Is there a CPU? Unlock AI speed and flexibility through algorithms and virtualization | Market Filter

2021-11-04 03:44:35 By : Ms. Serena Ruilon

The current AI industry assumes that CPUs are inferior to GPUs and other specialized processors (such as TPUs) in heavyweight AI computing. The popular algorithms developed in the 1980s for training neural networks are essentially a series of matrix multiplications. Matrix multiplication is one of the few special operations in which the GPU (or TPU) can take advantage of the advantageous memory access mode to use thousands of cores to perform calculations much faster than the CPU.

With the modern advancement of AI training, it has become increasingly obvious that complete matrix calculations are too much for large models. Performing innovative selective calculations (or sparse adaptive operations) is expected to be a more effective alternative to full matrix multiplication. However, the overhead associated with adaptive sparse selection and cache-unfriendly memory access patterns make existing ideas very slow. Unpredictable memory access loses most of the attractive boost provided by professional hardware. As a result, the community is still stuck in the wasteful algorithms used to train neural networks in the 1980s, hoping that hardware acceleration can be expanded.

Enter ThirdAI's brain-like high-efficiency algorithm

At ThirdAI, we have found how to use probabilistic data structures to design super-efficient brain-like "associated memories". These memories can implement selective sparse calculations—similar to sparse coding in the brain—to effectively train neural networks. The resulting implementation is called BOLT (Big O'l layer training). While achieving the same accuracy, the amount of calculation required to train the neural network is exponentially reduced.

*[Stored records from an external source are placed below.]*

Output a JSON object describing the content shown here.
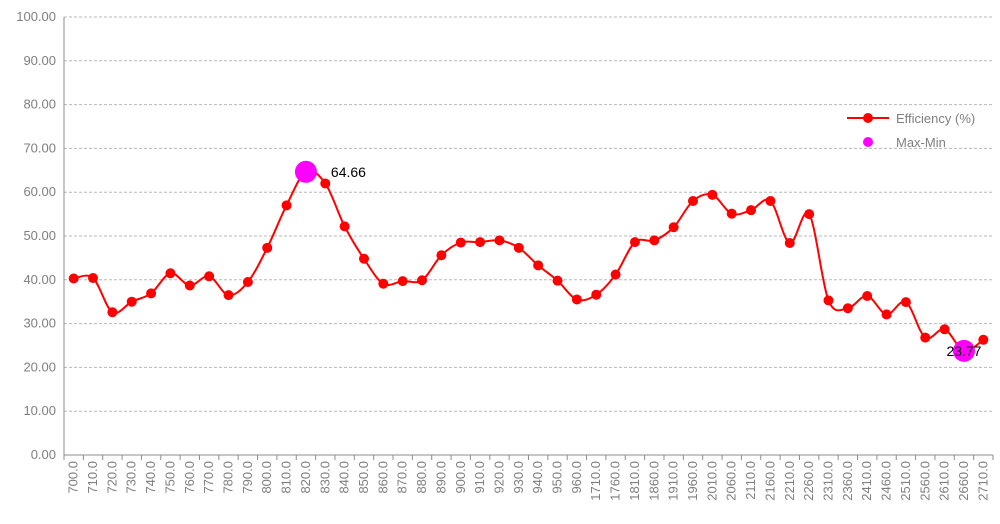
{
  "chart_data": {
    "type": "line",
    "title": "",
    "xlabel": "",
    "ylabel": "",
    "ylim": [
      0,
      100
    ],
    "yticks": [
      "0.00",
      "10.00",
      "20.00",
      "30.00",
      "40.00",
      "50.00",
      "60.00",
      "70.00",
      "80.00",
      "90.00",
      "100.00"
    ],
    "categories": [
      "700.0",
      "710.0",
      "720.0",
      "730.0",
      "740.0",
      "750.0",
      "760.0",
      "770.0",
      "780.0",
      "790.0",
      "800.0",
      "810.0",
      "820.0",
      "830.0",
      "840.0",
      "850.0",
      "860.0",
      "870.0",
      "880.0",
      "890.0",
      "900.0",
      "910.0",
      "920.0",
      "930.0",
      "940.0",
      "950.0",
      "960.0",
      "1710.0",
      "1760.0",
      "1810.0",
      "1860.0",
      "1910.0",
      "1960.0",
      "2010.0",
      "2060.0",
      "2110.0",
      "2160.0",
      "2210.0",
      "2260.0",
      "2310.0",
      "2360.0",
      "2410.0",
      "2460.0",
      "2510.0",
      "2560.0",
      "2610.0",
      "2660.0",
      "2710.0"
    ],
    "grid": true,
    "legend_position": "right",
    "series": [
      {
        "name": "Efficiency (%)",
        "color": "#ff0000",
        "marker": "circle",
        "values": [
          40.3,
          40.4,
          32.6,
          35.0,
          36.9,
          41.5,
          38.7,
          40.8,
          36.5,
          39.5,
          47.3,
          57.0,
          64.66,
          62.0,
          52.2,
          44.8,
          39.1,
          39.7,
          39.9,
          45.6,
          48.5,
          48.6,
          49.0,
          47.3,
          43.3,
          39.8,
          35.5,
          36.6,
          41.2,
          48.6,
          49.0,
          52.0,
          58.0,
          59.4,
          55.1,
          55.9,
          58.0,
          48.4,
          55.0,
          35.3,
          33.5,
          36.3,
          32.1,
          34.9,
          26.8,
          28.7,
          23.77,
          26.3
        ]
      },
      {
        "name": "Max-Min",
        "color": "#ff00ff",
        "marker": "circle",
        "points": [
          {
            "category": "820.0",
            "value": 64.66,
            "label": "64.66"
          },
          {
            "category": "2660.0",
            "value": 23.77,
            "label": "23.77"
          }
        ]
      }
    ]
  }
}
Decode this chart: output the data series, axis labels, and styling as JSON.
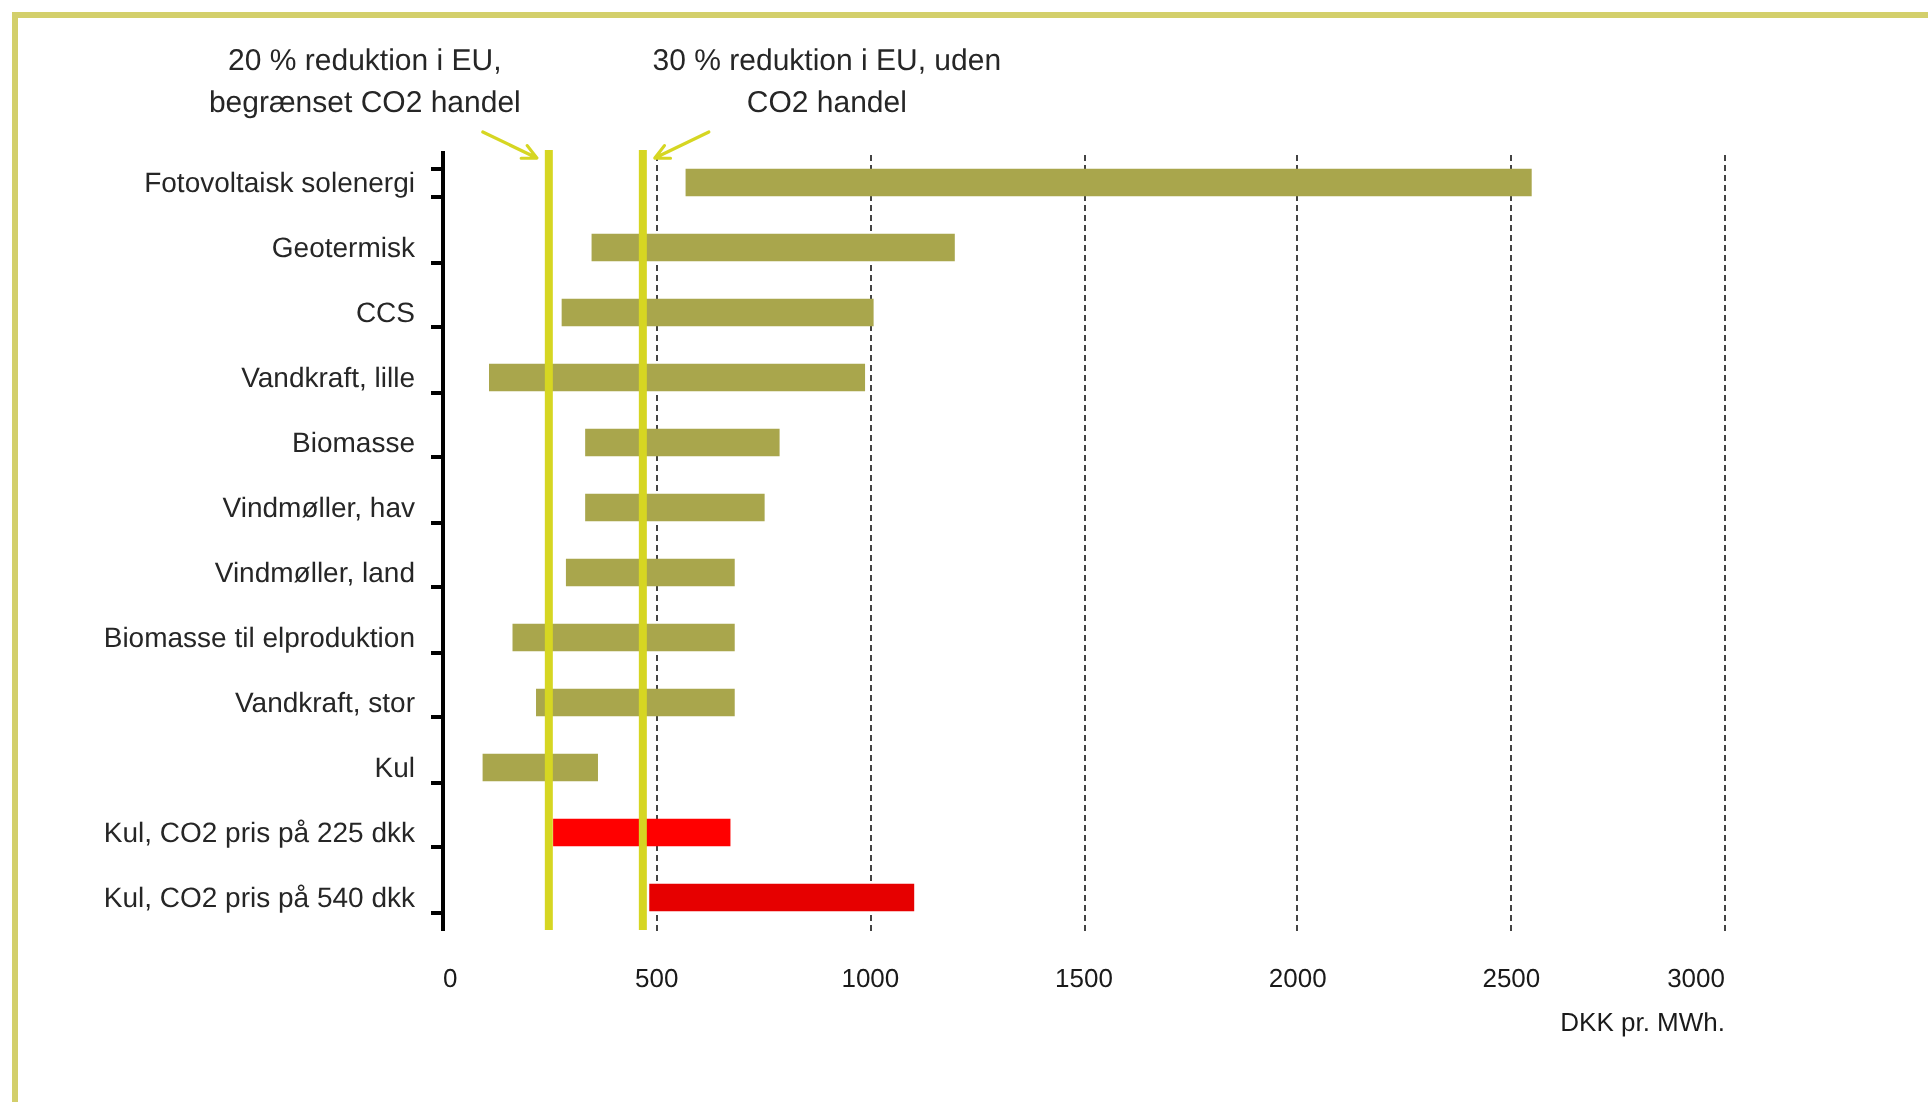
{
  "chart_data": {
    "type": "bar",
    "orientation": "horizontal",
    "categories": [
      "Fotovoltaisk solenergi",
      "Geotermisk",
      "CCS",
      "Vandkraft, lille",
      "Biomasse",
      "Vindmøller, hav",
      "Vindmøller, land",
      "Biomasse til elproduktion",
      "Vandkraft, stor",
      "Kul",
      "Kul, CO2 pris på 225 dkk",
      "Kul, CO2 pris på 540 dkk"
    ],
    "base": [
      570,
      350,
      280,
      110,
      335,
      335,
      290,
      165,
      220,
      95,
      260,
      485
    ],
    "values": [
      1980,
      850,
      730,
      880,
      455,
      420,
      395,
      520,
      465,
      270,
      415,
      620
    ],
    "colors": [
      "#a9a64c",
      "#a9a64c",
      "#a9a64c",
      "#a9a64c",
      "#a9a64c",
      "#a9a64c",
      "#a9a64c",
      "#a9a64c",
      "#a9a64c",
      "#a9a64c",
      "#ff0000",
      "#e60000"
    ],
    "xlabel": "DKK pr. MWh.",
    "xlim": [
      0,
      3000
    ],
    "xticks": [
      0,
      500,
      1000,
      1500,
      2000,
      2500,
      3000
    ],
    "grid": "x",
    "ref_lines": [
      {
        "axis": "x",
        "value": 250,
        "label": "20 % reduktion i EU, begrænset CO2 handel",
        "color": "#d6d622"
      },
      {
        "axis": "x",
        "value": 470,
        "label": "30 % reduktion i EU, uden CO2 handel",
        "color": "#d6d622"
      }
    ]
  }
}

The BOLT algorithm achieves neural network training with 1% or less FLOPS, which is different from standard techniques such as quantization, pruning, and structured sparseness, which provide only slight constant factor improvements. Therefore, we don't have to rely on any special instructions, and acceleration will naturally be observed on any commodity CPU, including Intel, AMD or ARM. Even older versions of commodity CPUs can train a billion parameter models faster than A100 GPUs. (Learn more about technology and benchmarks.)

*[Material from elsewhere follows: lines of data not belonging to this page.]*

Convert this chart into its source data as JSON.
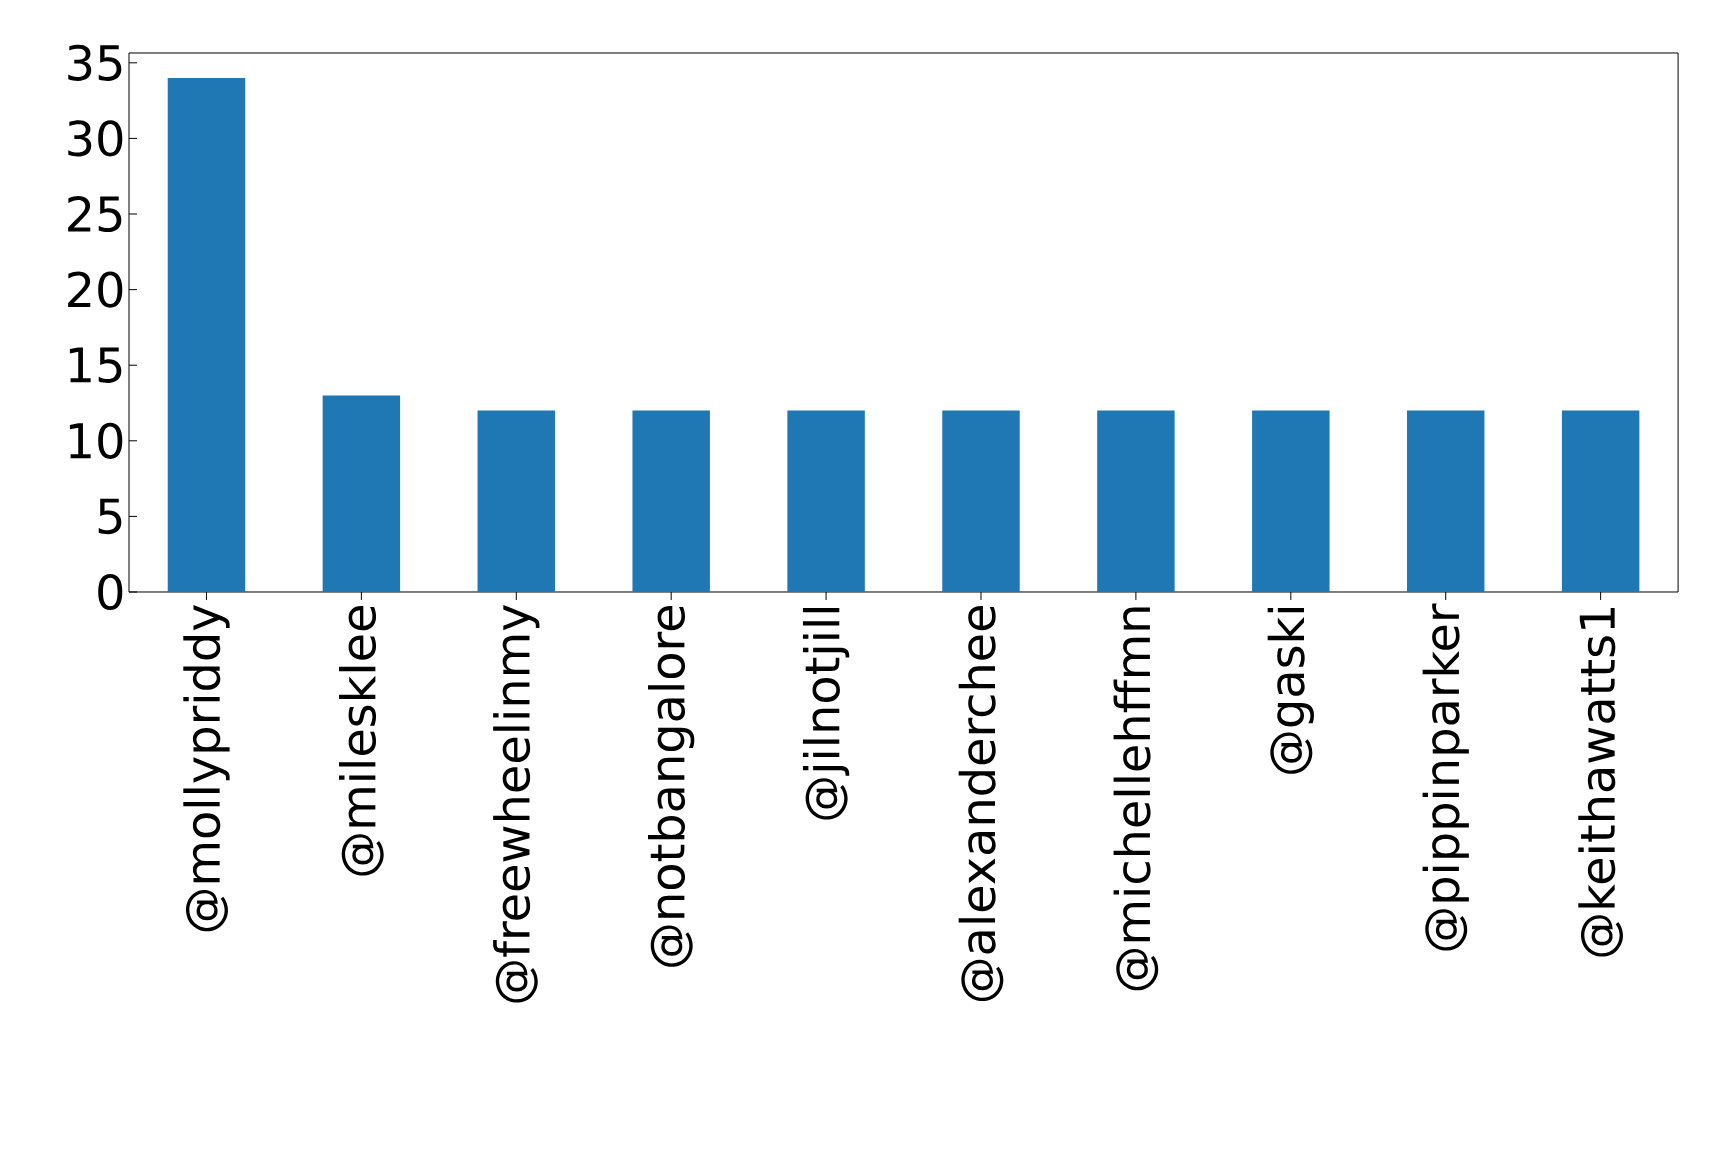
{
  "chart_data": {
    "type": "bar",
    "categories": [
      "@mollypriddy",
      "@milesklee",
      "@freewheelinmy",
      "@notbangalore",
      "@jilnotjill",
      "@alexanderchee",
      "@michellehffmn",
      "@gaski",
      "@pippinparker",
      "@keithawatts1"
    ],
    "values": [
      34,
      13,
      12,
      12,
      12,
      12,
      12,
      12,
      12,
      12
    ],
    "color": "#1f77b4",
    "ylim": [
      0,
      35.65
    ],
    "yticks": [
      0,
      5,
      10,
      15,
      20,
      25,
      30,
      35
    ],
    "grid": false
  }
}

ThirdAI's software accelerator is implemented in basic C, with ready-made Python bindings. Therefore, the power of the ThirdAI algorithm can be embodied in any workflow, whether it is TensorFlow, PyTorch or any other workflow. The software does not rely on special instructions, so it can be easily accelerated on any CPU architecture.

From data center to edge: popularize artificial intelligence training

CPU is readily available-the most consistent, cheapest, and fully virtualized computing option in existence today. The advantage of using ThirdAI's BOLT to enable the CPU to achieve top AI performance cannot be underestimated. It provides acceleration and availability. Hardware acceleration is expensive and requires major changes to the infrastructure. BOLT on the CPU enables everyone to use AI without the need for costly infrastructure changes.

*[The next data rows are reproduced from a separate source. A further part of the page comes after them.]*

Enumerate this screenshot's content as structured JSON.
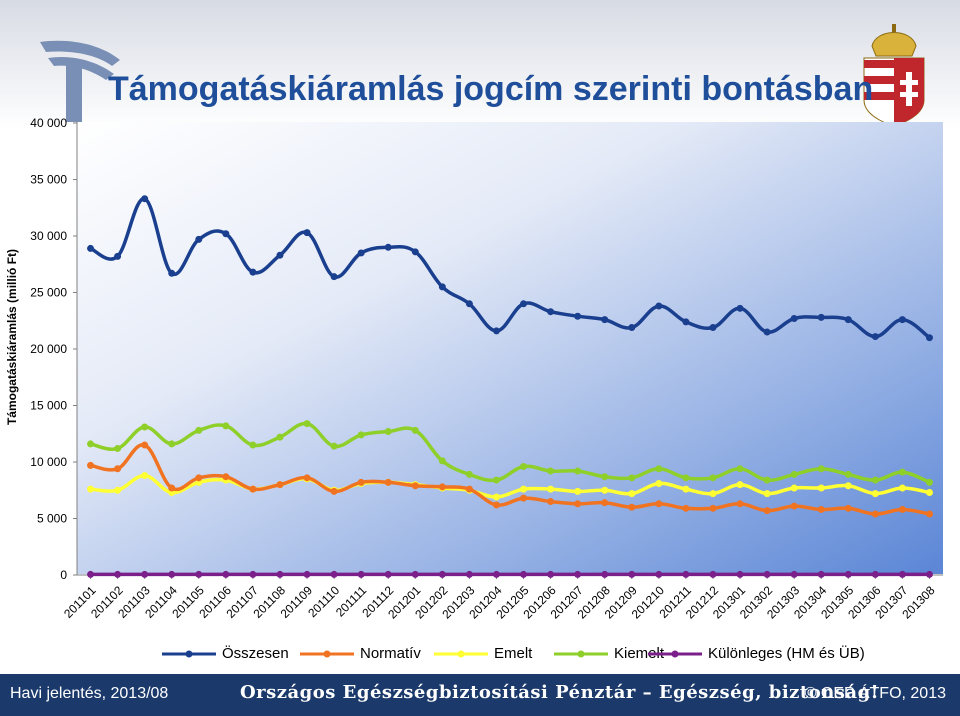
{
  "title": "Támogatáskiáramlás jogcím szerinti bontásban",
  "footer": {
    "left": "Havi jelentés, 2013/08",
    "middle": "Országos Egészségbiztosítási Pénztár – Egészség, biztonság!",
    "right": "© OEP ÁTFO, 2013"
  },
  "colors": {
    "Összesen": "#1a3f8f",
    "Normatív": "#f07322",
    "Emelt": "#ffff33",
    "Kiemelt": "#8fcf2a",
    "Különleges (HM és ÜB)": "#7b1f8a"
  },
  "chart_data": {
    "type": "line",
    "title": "Támogatáskiáramlás jogcím szerinti bontásban",
    "xlabel": "",
    "ylabel": "Támogatáskiáramlás (millió Ft)",
    "ylim": [
      0,
      40000
    ],
    "yticks": [
      0,
      5000,
      10000,
      15000,
      20000,
      25000,
      30000,
      35000,
      40000
    ],
    "ytick_labels": [
      "0",
      "5 000",
      "10 000",
      "15 000",
      "20 000",
      "25 000",
      "30 000",
      "35 000",
      "40 000"
    ],
    "grid": false,
    "legend": "bottom",
    "categories": [
      "201101",
      "201102",
      "201103",
      "201104",
      "201105",
      "201106",
      "201107",
      "201108",
      "201109",
      "201110",
      "201111",
      "201112",
      "201201",
      "201202",
      "201203",
      "201204",
      "201205",
      "201206",
      "201207",
      "201208",
      "201209",
      "201210",
      "201211",
      "201212",
      "201301",
      "201302",
      "201303",
      "201304",
      "201305",
      "201306",
      "201307",
      "201308"
    ],
    "series": [
      {
        "name": "Összesen",
        "values": [
          28900,
          28200,
          33300,
          26700,
          29700,
          30200,
          26800,
          28300,
          30300,
          26400,
          28500,
          29000,
          28600,
          25500,
          24000,
          21600,
          24000,
          23300,
          22900,
          22600,
          21900,
          23800,
          22400,
          21900,
          23600,
          21500,
          22700,
          22800,
          22600,
          21100,
          22600,
          21000
        ]
      },
      {
        "name": "Normatív",
        "values": [
          9700,
          9400,
          11500,
          7700,
          8600,
          8700,
          7600,
          8000,
          8600,
          7400,
          8200,
          8200,
          7900,
          7800,
          7600,
          6200,
          6800,
          6500,
          6300,
          6400,
          6000,
          6300,
          5900,
          5900,
          6300,
          5700,
          6100,
          5800,
          5900,
          5400,
          5800,
          5400
        ]
      },
      {
        "name": "Emelt",
        "values": [
          7600,
          7500,
          8800,
          7300,
          8200,
          8400,
          7600,
          8000,
          8500,
          7500,
          8100,
          8200,
          8000,
          7700,
          7500,
          6900,
          7600,
          7600,
          7400,
          7500,
          7200,
          8100,
          7600,
          7200,
          8000,
          7200,
          7700,
          7700,
          7900,
          7200,
          7700,
          7300
        ]
      },
      {
        "name": "Kiemelt",
        "values": [
          11600,
          11200,
          13100,
          11600,
          12800,
          13200,
          11500,
          12200,
          13400,
          11400,
          12400,
          12700,
          12800,
          10100,
          8900,
          8400,
          9600,
          9200,
          9200,
          8700,
          8600,
          9400,
          8600,
          8600,
          9400,
          8400,
          8900,
          9400,
          8900,
          8400,
          9100,
          8200
        ]
      },
      {
        "name": "Különleges (HM és ÜB)",
        "values": [
          50,
          50,
          50,
          50,
          50,
          50,
          50,
          50,
          50,
          50,
          50,
          50,
          50,
          50,
          50,
          50,
          50,
          50,
          50,
          50,
          50,
          50,
          50,
          50,
          50,
          50,
          50,
          50,
          50,
          50,
          50,
          50
        ]
      }
    ]
  }
}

The efficiency of ThirdAI's algorithm (it requires only a few CPU cores to achieve GPU-like acceleration) can even be used for AI training on edge devices. This capability may change the overall economics of AI and IoT, which currently assume that AI training is the job of the cloud.

Virtualization with Radium: One-click AI acceleration, all in one place

Where dedicated acceleration is involved, application and infrastructure management can become confusing. The variety of AI acceleration options available causes end users to face various integration challenges. VMware's Project Radium provides a virtualization solution for AI/ML applications without the need for decades of system support and ecosystem evolution. Radium will not only unify different hardware accelerators, but also support software acceleration backends. Through the BOLT integration of Radium and ThirdAI, we will see significant AI acceleration on CPU-only servers, providing significant acceleration for existing infrastructure without the need for hardware accelerators.

The integration of Radium and ThirdAI's software backend will automatically convert existing CPUs (whether old or new) into AI powerhouses. The solution is the obvious first step before investing in any expensive infrastructure changes. Radium's seamless developer experience combined with ThirdAI's BOLT brings high-performance ML training to various environments from cloud to remote. It supports everything from high-end multi-CPU servers to low-end Raspberry Pi-level systems. Our CPU drive method will also help ensure that high-performance ML is provided to everyone in the current global chip shortage.

VMware Inc. published this content on November 3, 2021 and assumes full responsibility for the information contained therein. Distributed by the public at 20:31:08 on November 3, 2021, UTC time, unedited and unaltered.